Il mio libro s'apre e si chiude su immagini di citta felici che continuamente prendono forma e svaniscono, nascoste nelle citta infelici.
Quasi tutti i critici si sono soffermati sulla frase finale del libro: “cercare e saper riconoscere che e cosa, in mezzo all'inferno, non è inferno, e farlo durare, e dagli spazio”. Dato che sono le ultime righe, tutti hanno considerato questa come la conclusione, la “morale della favola”.Ma questo è un libro fatto a poliedro, e di conclusioni ne ha un po' dappertutto, scritte lungo tutti i suoi spigoli; e anche di non meno epigrammatiche o epigrammatiche di quest'ultima.

Io: 
Allora prendo spunto da quello che ci ha appena raccontato, in questa seconda parte, per riportare prima del racconto il corsivo che introduce il capitolo di: "Le città e la memoria".
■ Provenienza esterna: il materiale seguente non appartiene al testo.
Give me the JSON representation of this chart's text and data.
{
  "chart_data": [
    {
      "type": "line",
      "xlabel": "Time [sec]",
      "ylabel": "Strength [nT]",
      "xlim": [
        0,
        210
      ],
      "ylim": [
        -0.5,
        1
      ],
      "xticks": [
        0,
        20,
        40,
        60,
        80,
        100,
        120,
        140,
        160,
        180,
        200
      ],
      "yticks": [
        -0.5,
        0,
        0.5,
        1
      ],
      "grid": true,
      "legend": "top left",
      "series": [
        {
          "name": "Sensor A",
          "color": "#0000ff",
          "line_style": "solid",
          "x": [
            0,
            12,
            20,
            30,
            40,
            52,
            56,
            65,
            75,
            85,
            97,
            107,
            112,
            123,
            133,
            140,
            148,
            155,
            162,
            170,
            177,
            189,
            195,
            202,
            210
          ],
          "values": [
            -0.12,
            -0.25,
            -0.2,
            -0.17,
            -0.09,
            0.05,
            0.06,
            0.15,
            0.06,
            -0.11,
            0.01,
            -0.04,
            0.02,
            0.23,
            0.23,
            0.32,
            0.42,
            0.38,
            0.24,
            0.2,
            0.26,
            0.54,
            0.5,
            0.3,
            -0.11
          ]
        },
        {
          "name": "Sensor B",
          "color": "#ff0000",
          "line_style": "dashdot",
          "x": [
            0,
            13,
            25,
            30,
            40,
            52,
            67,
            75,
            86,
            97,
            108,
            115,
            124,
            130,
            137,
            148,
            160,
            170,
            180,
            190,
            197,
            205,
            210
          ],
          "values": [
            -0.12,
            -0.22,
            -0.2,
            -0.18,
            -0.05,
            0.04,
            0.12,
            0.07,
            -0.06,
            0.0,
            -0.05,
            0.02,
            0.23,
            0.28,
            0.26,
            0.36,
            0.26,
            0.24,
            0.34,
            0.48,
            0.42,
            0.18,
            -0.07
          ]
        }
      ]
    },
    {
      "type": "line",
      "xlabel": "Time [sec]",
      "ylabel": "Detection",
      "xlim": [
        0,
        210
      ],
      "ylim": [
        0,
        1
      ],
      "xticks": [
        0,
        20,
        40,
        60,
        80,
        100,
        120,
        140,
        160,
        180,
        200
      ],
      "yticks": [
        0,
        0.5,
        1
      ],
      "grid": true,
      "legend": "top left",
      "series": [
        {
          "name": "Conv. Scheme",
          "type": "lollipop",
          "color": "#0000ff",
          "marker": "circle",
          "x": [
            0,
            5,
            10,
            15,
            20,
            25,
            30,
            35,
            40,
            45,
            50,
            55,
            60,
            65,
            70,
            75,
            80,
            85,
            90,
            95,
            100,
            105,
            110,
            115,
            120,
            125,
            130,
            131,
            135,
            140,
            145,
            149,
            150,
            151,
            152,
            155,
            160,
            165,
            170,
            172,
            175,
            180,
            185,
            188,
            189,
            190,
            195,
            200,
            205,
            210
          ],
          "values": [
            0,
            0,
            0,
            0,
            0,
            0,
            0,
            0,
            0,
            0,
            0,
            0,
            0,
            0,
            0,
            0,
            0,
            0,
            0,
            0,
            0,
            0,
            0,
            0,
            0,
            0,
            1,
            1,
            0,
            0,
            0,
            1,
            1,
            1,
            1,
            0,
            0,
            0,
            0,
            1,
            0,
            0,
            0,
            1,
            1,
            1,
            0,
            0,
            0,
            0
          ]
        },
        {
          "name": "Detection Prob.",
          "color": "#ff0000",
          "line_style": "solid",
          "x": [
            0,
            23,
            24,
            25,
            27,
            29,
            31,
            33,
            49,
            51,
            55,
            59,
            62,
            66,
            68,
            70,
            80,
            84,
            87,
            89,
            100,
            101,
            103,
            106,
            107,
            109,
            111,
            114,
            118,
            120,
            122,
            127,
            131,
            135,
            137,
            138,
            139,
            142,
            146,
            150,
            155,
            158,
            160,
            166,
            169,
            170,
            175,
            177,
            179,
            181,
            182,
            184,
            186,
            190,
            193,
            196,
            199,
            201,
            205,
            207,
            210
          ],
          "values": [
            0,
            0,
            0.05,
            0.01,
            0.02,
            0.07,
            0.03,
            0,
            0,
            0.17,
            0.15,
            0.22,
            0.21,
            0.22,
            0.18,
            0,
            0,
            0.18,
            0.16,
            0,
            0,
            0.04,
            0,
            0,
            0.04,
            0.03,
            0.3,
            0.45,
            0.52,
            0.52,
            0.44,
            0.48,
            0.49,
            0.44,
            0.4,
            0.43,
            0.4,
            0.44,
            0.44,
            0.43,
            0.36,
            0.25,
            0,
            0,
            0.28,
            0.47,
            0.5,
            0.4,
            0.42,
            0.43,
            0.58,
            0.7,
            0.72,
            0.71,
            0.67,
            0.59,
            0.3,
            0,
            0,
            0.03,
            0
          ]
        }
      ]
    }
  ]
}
“Non è detto che kublai Kan creda a tutto quel che dice Marco Polo quando gli descrive le città visitate nelle sue ambascerie, ma certo l'imperatore dei tartari continua ad ascoltare il giovane veneziano con più curiosità e attenzione che ogni altro suo messo o esploratore. Nella vita degli ambasciatori c'è un momento, che segue all'orgoglio per l'ampiezza sterminata dei territori che abbiamo conquistato, alla malinconia e al sollievo di sapere che presto rinunceremo a conoscerli e a comprenderli; un senso come di vuoto che ci prende una sera con l'odore degli elefanti dopo la pioggia e della cenere di sandalo che si raffredda nei bracieri; una vertigine che fa tremare i fiumi e le montagne istoriati sulla fulva groppa dei planisferi, arrotola uno sull'altro i dispacci che ci annunciano il franare degli ultimi eserciti nemici di sconfitta in sconfitta, e scrosta la ceralacca dei sigilli di re mai sentiti nominare che implorano la protezione delle nostre armate avanzanti in cambio di tributi annuali in metalli preziosi, pelli conciate e gusci di testuggine: è il momento disperato in cui si scopre che quest'impero che ci era sembrato la somma di tutte le meraviglie è un sfacelo senza fine né forma, che la sua corruzione è troppo incancrenita perchè il nostro scettro possa mettervi riparo, che il trionfo sui sovrani avversari ci ha fatto eredi della loro lunga rovina. Solo nei resoconti di Marco Polo, Kublai Kan riusciva a discernere, attraverso le muraglie e le torri destinate a crollare, la filigrana d'un disegno così sottile da sfuggire al morso delle termiti.”
Diego Rivera
Le città e la memoria. 2  
(Isidora)

All'uomo che cavalca lungamente per terreni selvatici viene desiderio d'una città. Finalmente giunge a Isidora, città dove i palazzi hanno scale a chiocciola incrostate di chiocciole marine, dove si fabbricano a regola d'arte cannocchiali e violini, dove quando il forestiero è incerto tra due donne ne incontra sempre una terza, dove le lotte dei galli degenerano in risse sanguinose tra gli scommettitori. A tutte queste cose egli pensava quando desiderava una città. Isidora è dunque la città dei suoi sogni: con una differenza. La città sognata conteneva lui giovane; a Isidora arriva in tarda età. Nella piazza c'è il muretto dei vecchi che guardano passare la gioventù; lui è seduto in fila con loro. I desideri sono già ricordi.

(Fonte: nuova edizione delle Città negli Oscar, presentazione.)